How to sample from normal distribution?

Question

If I have n sized mean vector, n sized variance vector, then how do I do this?

z ∼ N (μ, σ)

import torch
x = torch.randn(3, 3)
mu = x.mean()
sigma = x.var()

What do I do to get z?

Answer 1

Updated Solution for 2023

Simply using torch.normal(mean=mean_vector, std=std_vector) would work.

The method described above is correct, but another good way of doing it is to use torch.normal().

Below is an example of sampling from a normal distribution with mean and variance of tensors.

An example is shown below.

PyTorch

import torch

a = torch.tensor([1,  2,  3,  4 * 2, 2])
b = torch.tensor([5,  6,  7,  8 * 2, 2])
c = torch.tensor([5,  6,  7,  8 * 2, 2])
d = torch.tensor([9, 10, 11, 12 * 2, 2])

stacked_vectors = torch.stack([a, b, c, d]).float()  # 2d tensor
mean_vector = stacked_vectors.mean(dim=0)
std_vector = stacked_vectors.std(dim=0)

# --------------------------------------------------------------
# Sampling
# --------------------------------------------------------------
sampled1 = torch.normal(mean=mean_vector, std=std_vector)  # <--
sampled2 = torch.normal(mean=mean_vector, std=std_vector)
# --------------------------------------------------------------

print("mean_vector:", mean_vector)
print("std_vector:", std_vector)
print(sampled1)
print(sampled2)

Results

mean_vector: tensor([ 5., 6., 7., 16., 2.])
std_vector: tensor([3.2660, 3.2660, 3.2660, 6.5320, 0.0000])
tensor([ 3.5221, -0.0818, 5.1410, 13.2573, 2.0000])
tensor([ 6.2393, 6.0634, 2.4302, 20.4233, 2.0000])

Answer 2

If you want to sample from a normal distribution with mean mu and std sigma then you can simply

z = torch.randn_like(mu) * sigma + mu

If you sample many such z their mean and std will converge to sigma and mu:

mu = torch.arange(10.)

Out[]: tensor([0., 1., 2., 3., 4., 5., 6., 7., 8., 9.])

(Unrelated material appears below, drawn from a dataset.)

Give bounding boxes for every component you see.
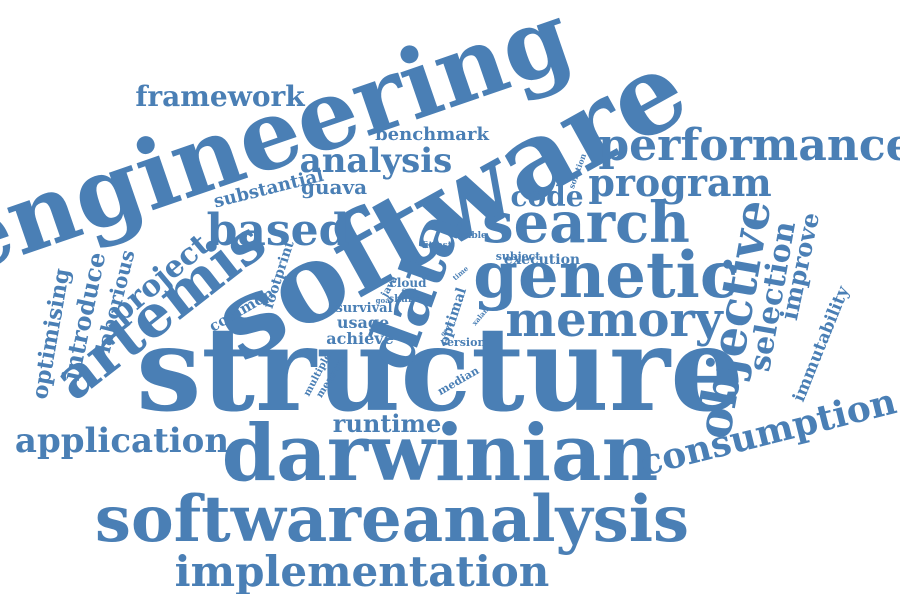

sigma = 5. - 0.5 * torch.arange(10.)

Out[]: tensor([5.0000, 4.5000, 4.0000, 3.5000, 3.0000, 2.5000, 2.0000, 1.5000, 1.0000, 0.5000])

z = torch.randn(10, 1000000) * sigma[:, None] + mu[:, None]

z.mean(dim=1)
Out[]:
tensor([-5.4823e-03,  1.0011e+00,  1.9982e+00,  2.9985e+00,  4.0017e+00,
         4.9972e+00,  6.0010e+00,  7.0004e+00,  7.9996e+00,  9.0006e+00])

z.std(dim=1)
Out[]:
tensor([4.9930, 4.4945, 4.0021, 3.5013, 3.0005, 2.4986, 1.9997, 1.4998, 0.9990,
        0.5001])

As you can see when you sample 1,000,000 elements from the distribution the sample mean and std are close to the original mu and sigma you started with.